Tampoco es que hubiera establecido un programa de asignaturas, ni horarios o calendarios. Cada remesa de críos aprendía según los instructores que les tocaban. Claro que, mejor o peor, con más o menos lagunas, siempre estaban las materias básicas, en la teoría y en la práctica. Lecciones de anatomía para saber manipular los flujos que son la vida, y para saber sobre todo detenerlos con eficacia. Manualidades, hacer la soga de los dos nudos, por ejemplo, con la que en un momento se quiebra la tráquea, el hilo de pescar amarrado a un palo para el estrangulamiento instantáneo y silencioso; y más, tantos más. Armas, blancas y de fuego, cuánto les atraen a los chavales, qué rápido aprenden a montar y desmontar una ametralladora rusa, un fúsil semiautomático. Si hasta geografía e historia aprendían, hay que conocer la patria a la que van a servir, la que los necesita y les reclama sus sacrificios, convirtiéndolos en héroes, aunque hay que serlo en silencio, sin alardear, ya llegará nuestro día.
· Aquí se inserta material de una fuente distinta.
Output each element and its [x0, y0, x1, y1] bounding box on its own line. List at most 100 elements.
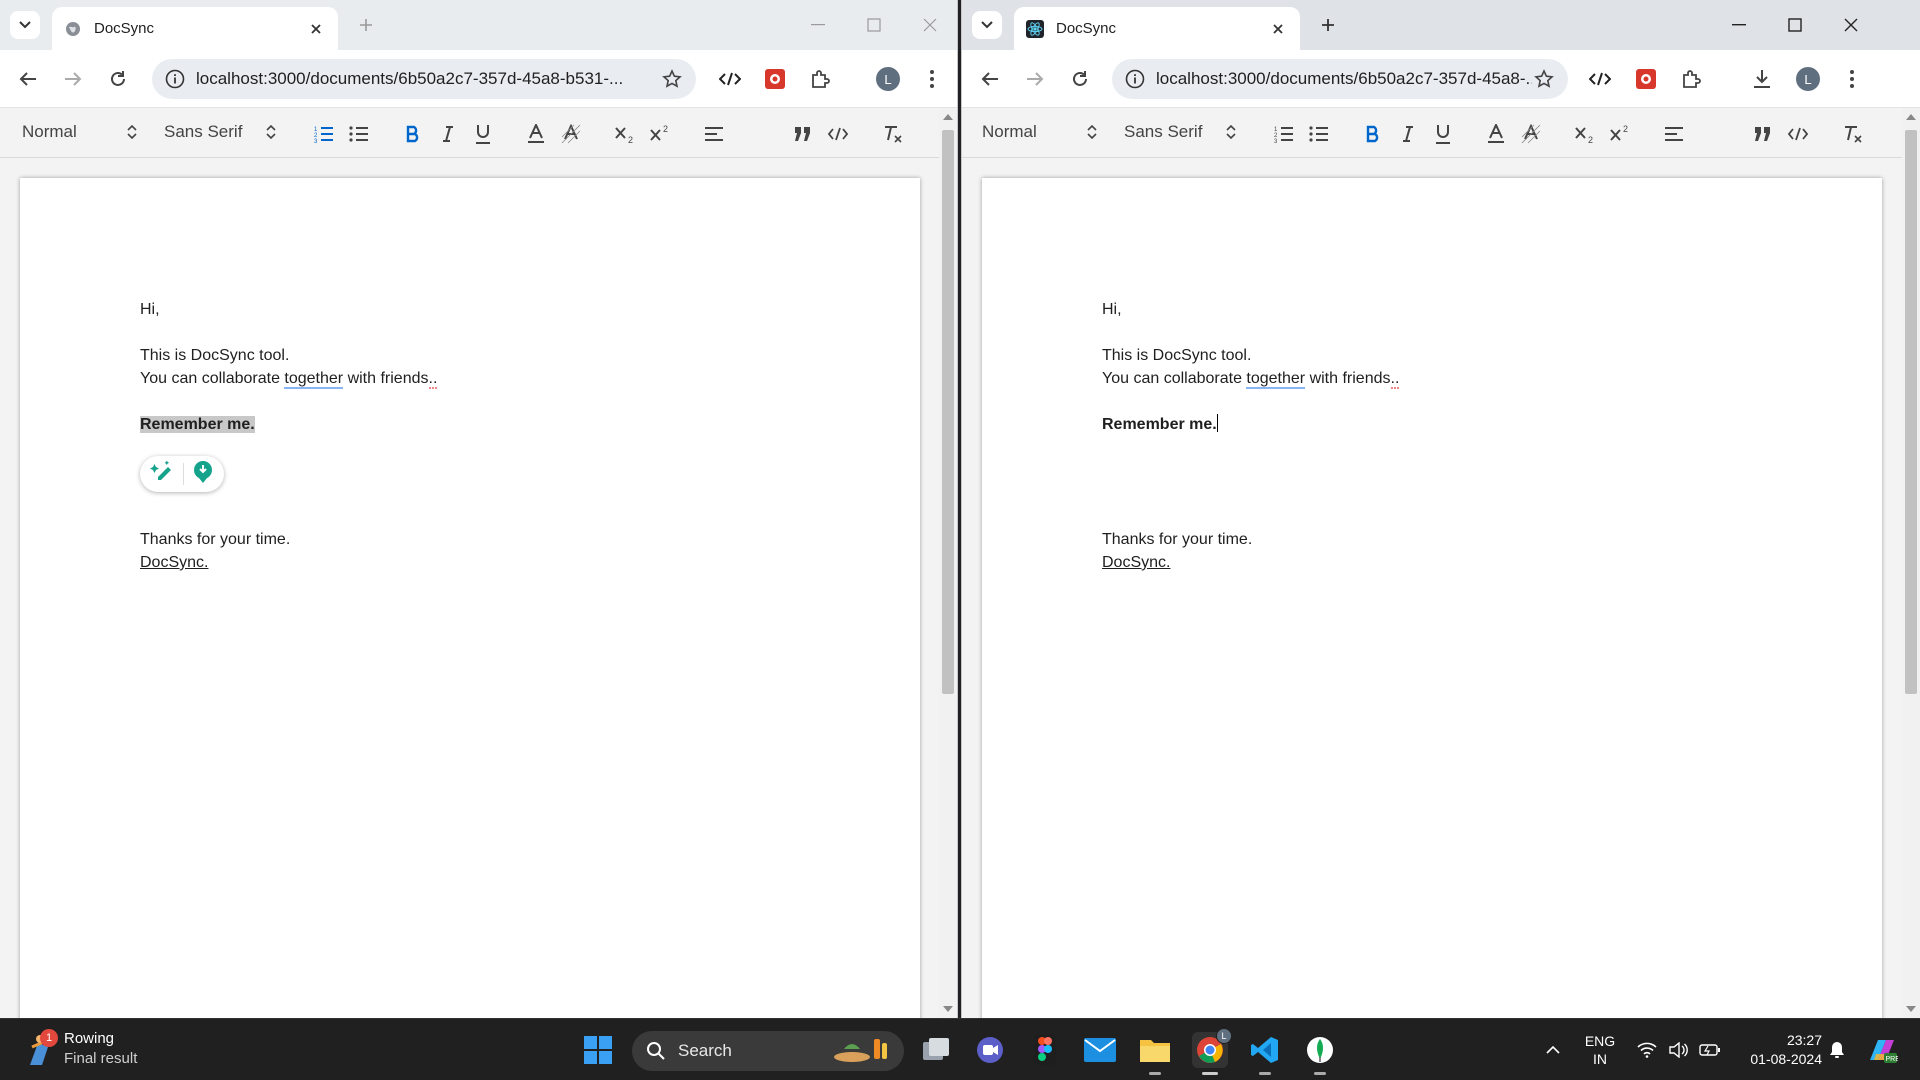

A los pocos días de la llegada cada chico recibía un perrito de uno o dos meses. Habían de cuidarlo, educarlo, lo que se hace con una mascota. Hacia la mitad del curso les pedían que trajeran los perros al aula, un salón grande de piso y muros de hormigón desnudo. Entonces el instructor, con voz calma pero inflexible, les ordenaba que cada uno degollase a su cachorro, que sacasen el machete y les rebanaran el pescuezo, sin dudar, de golpe. No todos obedecían, claro, pero sí la mayoría. El instructor se acercaba a los que se habían quedado congelados, incapaces de matar al animalito —algunos lo apretaban contra sus pechos, lloraban— y de un sopapo los aventaba al suelo a la vez que les arrebataba el perro. Sujetadle, decía, y ante los ojos del chiquillo reventaba la cabeza del animal contra el muro, y luego ordenaba a los compañeros que le dieran una tunda de golpes. Esos, los pusilánimes, eran expulsados; mientras siguieran vivos nunca hablarían de la academia.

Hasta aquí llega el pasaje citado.